A little off topic: I do think that the community has done a good job drilling it into the average user to look for the green bar and padlock in their browser when they go to their bank's website. It means Security. heh.
The encryption key is the hash of a chunk of data, so for identical chunks the encrypted data is identical. Understand.
But suppose I want to decrypt. To generate the key, I need to hash the unencrypted chunk of data. But if I have unencrypted data, I don't really need decryption.
I guess my question is - how does decryption work when I have lost the files on my local machine, but I remember my password?
This comes up often. I took it upon myself to write it out without too many technical details. You can see it here (in particular, the section about uploading and syncing files): http://crypto.stanford.edu/~ananthr/dropbox/
The most obvious workaround for this would be to remember the key. Each user's fileset includes a copy of the key generated from each file, encrypted with that user's private key. The user would request the files, and also the encrypted keys. They would then decrypt said files locally.
[Wild thought] Create a file with a list of H(chunk) forall chunk you own. You encrypt this file with a local password that the storage provider does NOT see and plainly store it.
I re-read the paper, and they seem to be doing what you describe. The list of H(chunk) is called "Chunk Map", and local password is called "dedicated map key"...
.. but after that they get into another round of encryption with the users public key - that's where I get lost.

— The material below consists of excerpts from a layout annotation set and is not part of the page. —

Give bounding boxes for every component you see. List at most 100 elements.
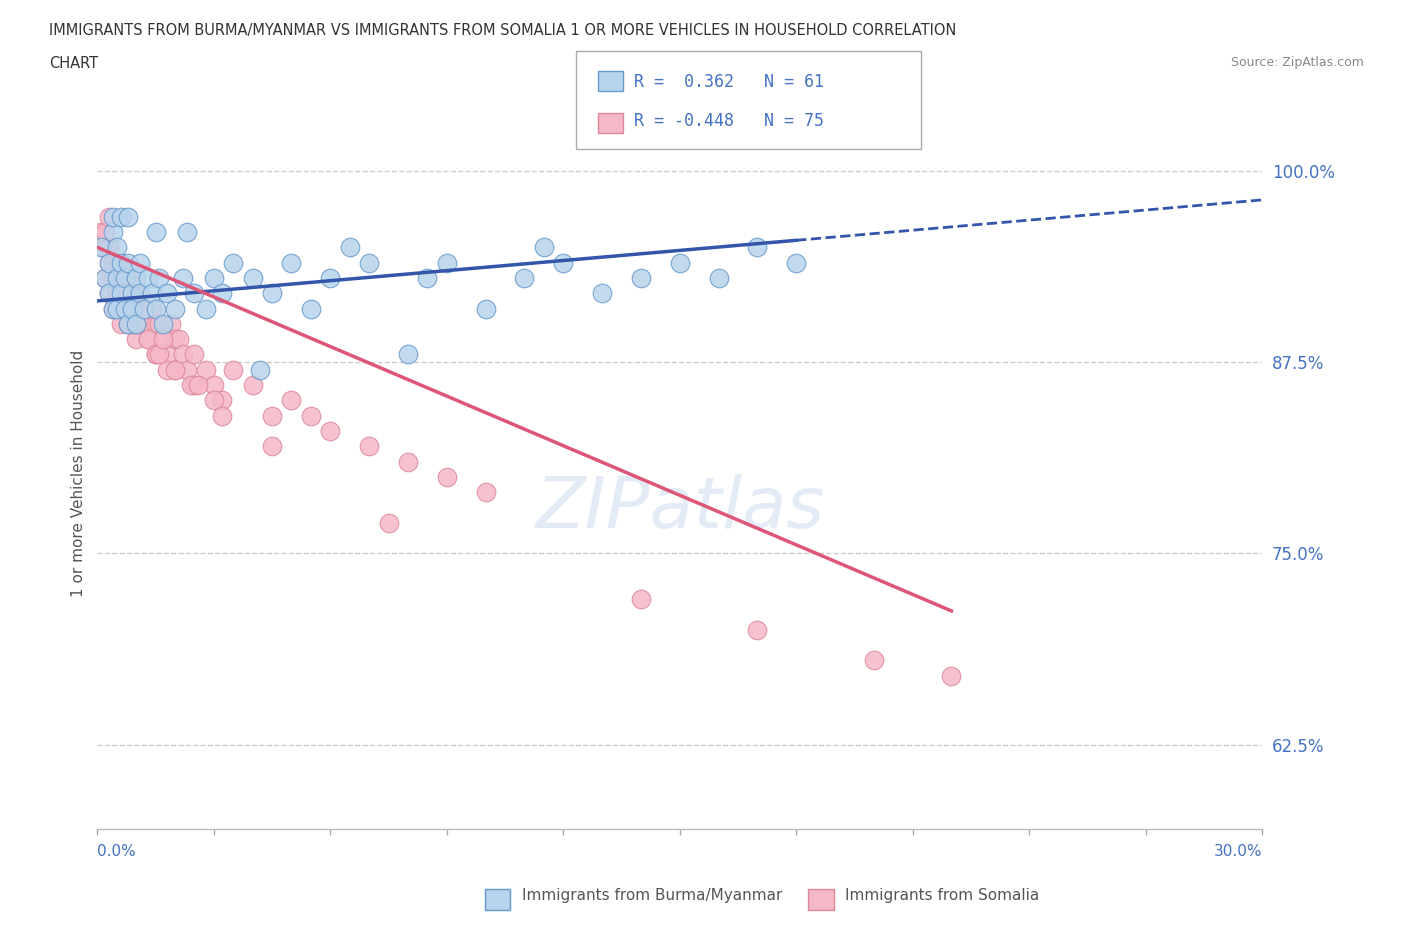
- Point: [319, 423, 342, 438]
- Point: [183, 378, 205, 392]
- Point: [105, 286, 128, 300]
- Point: [121, 301, 143, 316]
- Point: [98, 240, 121, 255]
- Point: [117, 316, 139, 331]
- Point: [299, 408, 322, 423]
- Point: [105, 255, 128, 270]
- Point: [145, 225, 167, 240]
- Point: [105, 301, 128, 316]
- Point: [156, 286, 179, 300]
- Point: [148, 271, 170, 286]
- Point: [167, 332, 190, 347]
- Point: [94, 271, 117, 286]
- Point: [125, 316, 148, 331]
- Point: [160, 316, 183, 331]
- Point: [114, 301, 136, 316]
- Text: R =  0.362   N = 61: R = 0.362 N = 61: [634, 73, 824, 90]
- Point: [202, 378, 225, 392]
- Point: [110, 301, 132, 316]
- Point: [553, 255, 575, 270]
- Point: [260, 408, 283, 423]
- Point: [101, 271, 124, 286]
- Point: [101, 209, 124, 224]
- Point: [222, 255, 245, 270]
- Point: [90, 240, 112, 255]
- Point: [862, 653, 884, 668]
- Point: [163, 301, 186, 316]
- Point: [125, 286, 148, 300]
- Text: Source: ZipAtlas.com: Source: ZipAtlas.com: [1230, 56, 1364, 69]
- Point: [110, 286, 132, 300]
- Point: [183, 347, 205, 362]
- Point: [152, 316, 174, 331]
- Point: [98, 255, 121, 270]
- Point: [141, 286, 163, 300]
- Point: [98, 286, 121, 300]
- Point: [319, 271, 342, 286]
- Point: [187, 378, 209, 392]
- Point: [121, 286, 143, 300]
- Text: 0.0%: 0.0%: [97, 844, 136, 859]
- Point: [105, 240, 128, 255]
- Point: [359, 439, 381, 454]
- Point: [141, 301, 163, 316]
- Text: CHART: CHART: [49, 56, 98, 71]
- Point: [121, 316, 143, 331]
- Point: [260, 439, 283, 454]
- Point: [110, 271, 132, 286]
- Point: [436, 470, 458, 485]
- Point: [101, 271, 124, 286]
- Text: Immigrants from Somalia: Immigrants from Somalia: [845, 888, 1039, 903]
- Point: [163, 363, 186, 378]
- Point: [474, 485, 496, 499]
- Point: [747, 622, 769, 637]
- Point: [211, 408, 233, 423]
- Point: [145, 347, 167, 362]
- Point: [110, 316, 132, 331]
- Point: [145, 347, 167, 362]
- Point: [163, 332, 186, 347]
- Point: [359, 255, 381, 270]
- Point: [152, 332, 174, 347]
- Point: [98, 286, 121, 300]
- Point: [195, 363, 218, 378]
- Point: [260, 286, 283, 300]
- Point: [172, 347, 194, 362]
- Point: [129, 301, 152, 316]
- Point: [156, 363, 179, 378]
- Point: [110, 255, 132, 270]
- Point: [136, 271, 159, 286]
- Point: [98, 209, 121, 224]
- Point: [101, 255, 124, 270]
- Point: [117, 255, 139, 270]
- Point: [747, 240, 769, 255]
- Y-axis label: 1 or more Vehicles in Household: 1 or more Vehicles in Household: [72, 350, 86, 597]
- Point: [176, 225, 198, 240]
- Point: [105, 271, 128, 286]
- Point: [183, 286, 205, 300]
- Point: [416, 271, 439, 286]
- Point: [145, 316, 167, 331]
- Point: [941, 669, 963, 684]
- Point: [148, 316, 170, 331]
- Text: R = -0.448   N = 75: R = -0.448 N = 75: [634, 112, 824, 129]
- Point: [195, 301, 218, 316]
- Point: [163, 363, 186, 378]
- Point: [132, 316, 155, 331]
- Point: [396, 347, 419, 362]
- Point: [98, 255, 121, 270]
- Point: [94, 225, 117, 240]
- Point: [114, 301, 136, 316]
- Point: [242, 271, 264, 286]
- Point: [110, 209, 132, 224]
- Point: [172, 271, 194, 286]
- Text: ZIPatlas: ZIPatlas: [536, 474, 824, 543]
- Point: [125, 332, 148, 347]
- Point: [280, 255, 302, 270]
- Point: [145, 301, 167, 316]
- Point: [105, 286, 128, 300]
- Point: [474, 301, 496, 316]
- Point: [436, 255, 458, 270]
- Point: [249, 363, 271, 378]
- Text: Immigrants from Burma/Myanmar: Immigrants from Burma/Myanmar: [522, 888, 782, 903]
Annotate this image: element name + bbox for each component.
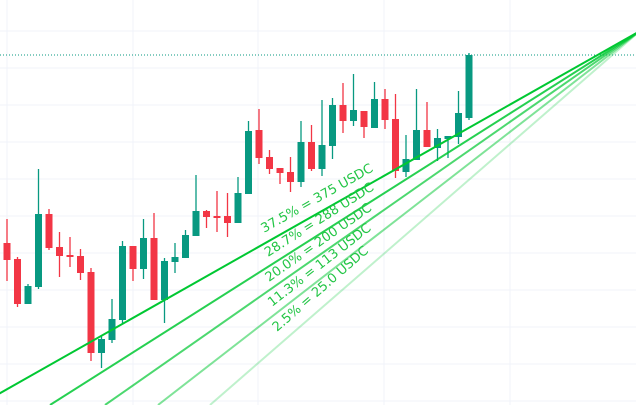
candle-body <box>266 157 273 169</box>
candle-body <box>350 110 357 121</box>
candle-body <box>171 257 179 262</box>
candle-body <box>140 238 147 269</box>
candle-body <box>255 130 263 158</box>
fan-line <box>0 32 636 395</box>
candle <box>287 157 294 192</box>
candle <box>350 74 357 126</box>
candle-body <box>150 238 158 300</box>
candle <box>35 169 42 289</box>
candle <box>14 257 21 307</box>
fan-line <box>49 32 636 405</box>
candle <box>192 175 200 236</box>
candle-body <box>77 256 84 273</box>
candle-body <box>203 211 210 217</box>
candle <box>119 241 126 324</box>
candle <box>203 210 210 228</box>
candles <box>3 53 473 368</box>
candle <box>245 121 252 194</box>
candle <box>98 335 105 368</box>
candle-body <box>234 193 242 223</box>
candle-body <box>402 159 410 172</box>
fan-line <box>209 33 636 405</box>
candle <box>318 100 326 176</box>
candle-body <box>444 136 452 139</box>
candle-body <box>360 111 368 127</box>
candle <box>108 299 116 343</box>
candle-body <box>66 255 74 257</box>
candle <box>423 102 431 147</box>
candle-body <box>371 99 378 128</box>
candle-body <box>465 55 473 118</box>
candle-body <box>3 243 11 260</box>
candle-body <box>129 246 137 269</box>
candle-body <box>161 261 168 300</box>
candle-body <box>87 272 95 353</box>
candle <box>329 98 336 159</box>
candle <box>213 191 221 232</box>
candle-body <box>381 99 389 120</box>
candle-body <box>98 339 105 353</box>
candle-body <box>45 214 53 248</box>
candle-body <box>14 259 21 304</box>
fan-line <box>157 32 636 405</box>
candle <box>234 177 242 223</box>
candle <box>56 232 63 277</box>
candle <box>276 168 284 184</box>
candle-body <box>224 216 231 223</box>
candle-body <box>276 168 284 173</box>
candle-body <box>318 145 326 169</box>
candle <box>360 111 368 138</box>
candle-body <box>56 247 63 256</box>
candle <box>413 89 420 160</box>
candle <box>45 209 53 250</box>
candle-body <box>413 130 420 160</box>
candle <box>150 213 158 300</box>
candle-body <box>245 131 252 194</box>
candle <box>87 268 95 361</box>
candle <box>24 284 32 304</box>
candle <box>402 135 410 177</box>
fan-lines[interactable] <box>0 31 636 405</box>
candle-body <box>213 216 221 218</box>
candle-body <box>423 130 431 147</box>
candle-body <box>119 246 126 320</box>
candle <box>182 230 189 258</box>
candle <box>455 91 462 144</box>
candle-body <box>192 211 200 236</box>
candle <box>392 94 399 178</box>
fan-line <box>104 32 636 405</box>
candle-body <box>434 138 441 148</box>
candle-body <box>455 113 462 137</box>
candle-body <box>182 235 189 258</box>
candle <box>297 121 305 187</box>
candle <box>224 193 231 237</box>
candle <box>3 219 11 281</box>
fan-labels: 37.5% = 375 USDC 28.7% = 288 USDC 20.0% … <box>259 161 377 335</box>
candle-body <box>308 142 315 169</box>
candle <box>77 249 84 280</box>
candle <box>66 237 74 267</box>
candle <box>171 243 179 273</box>
candle <box>371 82 378 128</box>
candle-body <box>339 105 347 121</box>
candle <box>308 125 315 171</box>
candle-body <box>297 142 305 182</box>
candle-body <box>287 172 294 182</box>
candle-body <box>392 119 399 171</box>
candle <box>161 258 168 323</box>
candle <box>339 83 347 133</box>
candle-body <box>329 105 336 146</box>
candle <box>129 246 137 281</box>
candle <box>255 109 263 164</box>
candle-body <box>35 214 42 287</box>
candle <box>465 53 473 120</box>
candle <box>381 89 389 129</box>
candle <box>140 219 147 279</box>
candle-body <box>24 286 32 304</box>
candle <box>266 150 273 174</box>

There are ways to text match against encrypted documents, at least approximately, without requiring homomorphic encryption.
One simple scheme would be to encrypt in ECB mode (which has it's own disadvantages, which I'll ignore for now). Then, say that we have a relatively long string to match, we can encrypt that string with the same key (after trimming to the block size) and simply search for it's encrypted form in the document. If you see a match, and the string isn't an exact multiple of the block size, you need to decrypt a portion of the file (which you can easily do in ECB mode) and perform a more-exact match.

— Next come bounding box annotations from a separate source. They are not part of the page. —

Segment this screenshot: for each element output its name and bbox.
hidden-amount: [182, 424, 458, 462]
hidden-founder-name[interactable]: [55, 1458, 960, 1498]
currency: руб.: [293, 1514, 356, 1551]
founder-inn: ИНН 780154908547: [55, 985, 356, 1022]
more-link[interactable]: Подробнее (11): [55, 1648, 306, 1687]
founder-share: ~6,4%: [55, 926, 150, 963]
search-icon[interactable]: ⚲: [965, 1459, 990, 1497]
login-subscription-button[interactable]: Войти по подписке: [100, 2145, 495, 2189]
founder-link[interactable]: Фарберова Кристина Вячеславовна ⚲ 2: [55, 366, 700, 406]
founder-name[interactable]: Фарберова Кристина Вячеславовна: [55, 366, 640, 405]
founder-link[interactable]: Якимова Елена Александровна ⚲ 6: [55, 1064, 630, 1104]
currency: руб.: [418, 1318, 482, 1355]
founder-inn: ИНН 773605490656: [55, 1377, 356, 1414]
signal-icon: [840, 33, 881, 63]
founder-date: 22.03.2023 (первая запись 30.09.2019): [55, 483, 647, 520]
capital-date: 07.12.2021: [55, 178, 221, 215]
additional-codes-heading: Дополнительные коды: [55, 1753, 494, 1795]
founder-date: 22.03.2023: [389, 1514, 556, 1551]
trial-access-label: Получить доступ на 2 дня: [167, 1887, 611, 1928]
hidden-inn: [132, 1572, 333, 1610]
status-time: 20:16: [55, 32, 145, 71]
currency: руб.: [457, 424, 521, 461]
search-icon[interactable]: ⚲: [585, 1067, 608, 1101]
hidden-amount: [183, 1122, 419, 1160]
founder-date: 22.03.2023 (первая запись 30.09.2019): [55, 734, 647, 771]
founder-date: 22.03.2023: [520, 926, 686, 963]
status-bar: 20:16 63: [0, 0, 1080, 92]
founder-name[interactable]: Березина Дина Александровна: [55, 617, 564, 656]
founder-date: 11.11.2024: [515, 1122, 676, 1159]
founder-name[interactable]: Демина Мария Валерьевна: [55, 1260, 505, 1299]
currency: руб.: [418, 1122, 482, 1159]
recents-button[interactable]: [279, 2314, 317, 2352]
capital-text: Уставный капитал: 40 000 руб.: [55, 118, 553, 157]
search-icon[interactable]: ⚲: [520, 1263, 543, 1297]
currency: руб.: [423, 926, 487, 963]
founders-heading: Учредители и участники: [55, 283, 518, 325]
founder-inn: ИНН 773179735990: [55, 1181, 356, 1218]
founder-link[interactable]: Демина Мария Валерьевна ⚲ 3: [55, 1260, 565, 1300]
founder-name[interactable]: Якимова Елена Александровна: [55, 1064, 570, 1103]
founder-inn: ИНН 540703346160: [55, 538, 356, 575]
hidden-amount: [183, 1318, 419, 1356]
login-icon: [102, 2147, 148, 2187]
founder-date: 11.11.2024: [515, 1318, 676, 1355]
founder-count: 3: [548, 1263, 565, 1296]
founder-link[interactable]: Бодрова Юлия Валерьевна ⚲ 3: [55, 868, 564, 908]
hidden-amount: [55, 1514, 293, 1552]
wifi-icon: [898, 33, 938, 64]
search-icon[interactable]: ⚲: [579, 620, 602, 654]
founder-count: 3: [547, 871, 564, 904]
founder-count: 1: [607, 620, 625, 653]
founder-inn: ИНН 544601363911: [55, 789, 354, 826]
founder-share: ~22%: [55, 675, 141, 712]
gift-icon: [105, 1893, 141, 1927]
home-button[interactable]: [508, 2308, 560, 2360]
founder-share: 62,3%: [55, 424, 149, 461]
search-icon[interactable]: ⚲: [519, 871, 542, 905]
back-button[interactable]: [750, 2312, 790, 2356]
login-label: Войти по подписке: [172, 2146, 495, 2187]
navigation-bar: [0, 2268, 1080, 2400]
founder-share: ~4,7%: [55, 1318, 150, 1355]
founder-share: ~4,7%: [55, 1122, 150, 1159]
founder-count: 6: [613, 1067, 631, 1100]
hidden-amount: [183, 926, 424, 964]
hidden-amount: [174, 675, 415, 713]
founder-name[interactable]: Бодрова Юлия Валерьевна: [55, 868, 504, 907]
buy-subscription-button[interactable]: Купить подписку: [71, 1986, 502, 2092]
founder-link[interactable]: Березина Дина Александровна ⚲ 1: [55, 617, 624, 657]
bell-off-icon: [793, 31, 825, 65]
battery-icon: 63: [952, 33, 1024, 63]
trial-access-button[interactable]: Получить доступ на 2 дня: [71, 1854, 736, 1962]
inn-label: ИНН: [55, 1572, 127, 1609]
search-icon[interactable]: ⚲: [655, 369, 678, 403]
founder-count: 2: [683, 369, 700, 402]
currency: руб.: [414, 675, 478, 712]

I wouldn't recommend this in a real system, but it's one example of how you can keep data encrypted at rest without requiring complete decryption for string matching.
I don't, on the other hand, know of any results in homomorphic encryption that would allow you to do the same thing with that approach.
While that may be true, text search over documents has certain requirements that differ from the use cases being mentioned for homomorphic encryption over the past two years (since Craig Gentry's paper on fully homomorphic encryption). Although possible over structured data that you'd find in a database, I'm not sure if there's been a clear way to apply homomorphic encryption to search. If there has been progress made in this area, I'd love to know.
In documents, keywords are scattered through the plain text and conjunctive keyword search should be possible without giving way to dictionary attacks: If I search for 'fire truck' I want a sentence 'the truck was firing up' to potentially return as a search result, but at the same time I don't want to encrypt each tokenized word ('fire', 'truck') and pattern-match the ciphertext.
Encrypted search is an active research area. One of the more interesting/cited papers I've come across on the topic is Conjunctive, Subset, and Range Queries on Encrypted Data by Boneh and Waters [1] although there are several others. Boneh also authored an earlier paper on encrypted search involving public key encryption.
All the homomorphic schemes I've seen do addition and/or multiplication. Is there one that does substring matching, or can you somehow use addition and multiplication to search?